Since the start of the Russian invasion, only a couple of hundred students from Ukraine have managed to enroll at universities in neighboring Slovakia, joining the roughly 7,000 who were there before the war, Mária Čikešová, secretary general of the Slovak Rectors’ Conference (SRK), told Times Higher Education. But there have been costs in supporting siblings fleeing Ukraine who joined existing students in university accommodation, and a much greater number of Ukrainian students is expected to enroll this month.
“Universities are now announcing that their resources to help Ukrainian students and academics are running out,” the SRK said in a statement, citing cuts of 45 million euros ($44 million) to the higher education budget in both 2021 and 2022, and a projected cut of €27 million ($26 million) in 2023. “Without additional funds from the state budget, public universities will no longer have funds for scholarships, free accommodation and meals for Ukrainian students in the new academic year.”
The Slovakian education ministry has not responded to queries from Times Higher Education on whether it intends to cancel the 2023 cuts or provide extra funding for 2022 to cover hosting and teaching costs.
Most of those who have enrolled since Russia’s February invasion are women taking language courses in preparation for further study in September, said Čikešová, with the majority of Ukrainian students studying in Košice, less than two hours’ drive from the Ukrainian border.
Jana Mojžišová is the rector of the University of Veterinary Medicine and Pharmacy in Košice. The public university teaches any students who pass its entrance exams, with tuition funded by the government. Her university had 34 students from Ukraine before the war, with 20 joining since.
She said “many more” students from Ukraine are preparing to study in Slovakia in the coming academic year because they have had the time since February to meet admission requirements, with more than 1,000 of them at universities in Košice alone.
“If the government would provide us with the funds to hire more teachers and create infrastructure, we can accept more students,” she said, but she added that without extra funding, her institution would have to cut back on staff in the coming years, hurting teaching quality.
Mojžišová said hosting each student costs the university at least €300 ($297) per month, including €60 for a shared dormitory room and €100 for basic canteen meals.
Ukrainians have taken jobs cleaning the university’s animal hospital to help cover their costs, she added.

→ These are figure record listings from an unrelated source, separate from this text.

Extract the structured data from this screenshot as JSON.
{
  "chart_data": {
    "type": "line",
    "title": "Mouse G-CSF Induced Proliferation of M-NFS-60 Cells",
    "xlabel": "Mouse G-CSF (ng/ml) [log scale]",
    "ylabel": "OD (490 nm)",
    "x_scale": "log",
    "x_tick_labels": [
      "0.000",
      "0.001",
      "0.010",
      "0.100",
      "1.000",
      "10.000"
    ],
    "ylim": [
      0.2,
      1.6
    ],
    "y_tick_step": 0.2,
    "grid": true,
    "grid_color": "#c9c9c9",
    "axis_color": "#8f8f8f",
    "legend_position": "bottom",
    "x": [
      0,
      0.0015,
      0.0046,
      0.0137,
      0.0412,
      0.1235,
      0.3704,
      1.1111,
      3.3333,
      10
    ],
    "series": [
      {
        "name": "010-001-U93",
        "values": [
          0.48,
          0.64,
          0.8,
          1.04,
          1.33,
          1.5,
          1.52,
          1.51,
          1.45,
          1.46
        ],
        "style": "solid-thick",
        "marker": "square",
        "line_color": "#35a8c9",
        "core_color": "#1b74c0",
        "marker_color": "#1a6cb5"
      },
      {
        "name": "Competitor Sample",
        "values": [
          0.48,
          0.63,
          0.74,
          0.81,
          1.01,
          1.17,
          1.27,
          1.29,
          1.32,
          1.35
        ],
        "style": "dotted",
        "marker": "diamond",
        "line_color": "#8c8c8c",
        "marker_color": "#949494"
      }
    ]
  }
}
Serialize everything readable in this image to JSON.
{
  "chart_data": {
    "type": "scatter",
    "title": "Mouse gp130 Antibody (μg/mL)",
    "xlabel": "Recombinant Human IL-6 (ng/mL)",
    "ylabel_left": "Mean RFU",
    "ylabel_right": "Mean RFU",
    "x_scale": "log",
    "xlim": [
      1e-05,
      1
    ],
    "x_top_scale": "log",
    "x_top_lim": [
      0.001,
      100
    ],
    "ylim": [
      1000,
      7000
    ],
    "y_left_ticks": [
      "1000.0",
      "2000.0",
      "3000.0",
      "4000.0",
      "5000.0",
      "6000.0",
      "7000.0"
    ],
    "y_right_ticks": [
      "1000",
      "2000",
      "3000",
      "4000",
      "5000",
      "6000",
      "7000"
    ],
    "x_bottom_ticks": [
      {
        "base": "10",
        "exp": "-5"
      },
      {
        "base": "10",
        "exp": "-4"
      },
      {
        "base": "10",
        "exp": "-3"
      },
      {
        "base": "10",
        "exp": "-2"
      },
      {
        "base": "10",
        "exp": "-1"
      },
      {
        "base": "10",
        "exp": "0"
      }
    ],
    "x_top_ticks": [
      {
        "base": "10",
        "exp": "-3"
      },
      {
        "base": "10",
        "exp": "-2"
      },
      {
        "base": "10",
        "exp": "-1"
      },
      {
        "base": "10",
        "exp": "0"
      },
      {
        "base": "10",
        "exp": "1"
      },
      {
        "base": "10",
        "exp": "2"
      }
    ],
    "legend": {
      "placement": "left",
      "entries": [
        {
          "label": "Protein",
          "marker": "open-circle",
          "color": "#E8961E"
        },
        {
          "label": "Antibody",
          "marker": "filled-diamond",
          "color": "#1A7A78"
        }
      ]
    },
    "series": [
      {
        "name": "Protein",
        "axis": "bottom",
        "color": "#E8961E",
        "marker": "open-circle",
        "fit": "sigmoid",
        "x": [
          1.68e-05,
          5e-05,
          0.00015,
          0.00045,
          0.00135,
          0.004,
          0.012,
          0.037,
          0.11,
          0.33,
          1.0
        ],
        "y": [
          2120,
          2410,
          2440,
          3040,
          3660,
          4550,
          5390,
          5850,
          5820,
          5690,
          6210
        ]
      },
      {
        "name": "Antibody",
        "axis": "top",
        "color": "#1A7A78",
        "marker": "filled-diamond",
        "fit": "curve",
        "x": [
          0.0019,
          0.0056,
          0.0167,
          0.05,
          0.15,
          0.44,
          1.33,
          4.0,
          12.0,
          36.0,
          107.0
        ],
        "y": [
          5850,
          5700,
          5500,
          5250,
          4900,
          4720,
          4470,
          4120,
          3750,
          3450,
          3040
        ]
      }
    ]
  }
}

Some Ukrainian parents have sent their children to stay in dorms with older siblings studying at the university. Under government rules, the university can claim back funds for supporting these refugee siblings, but not for Ukrainian students enrolled at the university.
Mojžišová said that the rectors’ conference and individual universities had all petitioned the government for extra funding, without success. She said some Ukrainian students would probably have to drop out if they have to pay for their living costs, because of the difficulty of holding down a job during such an intensive course.
The prospects of action in time for the coming enrollment wave look unlikely, with the current coalition government teetering on the brink of collapse.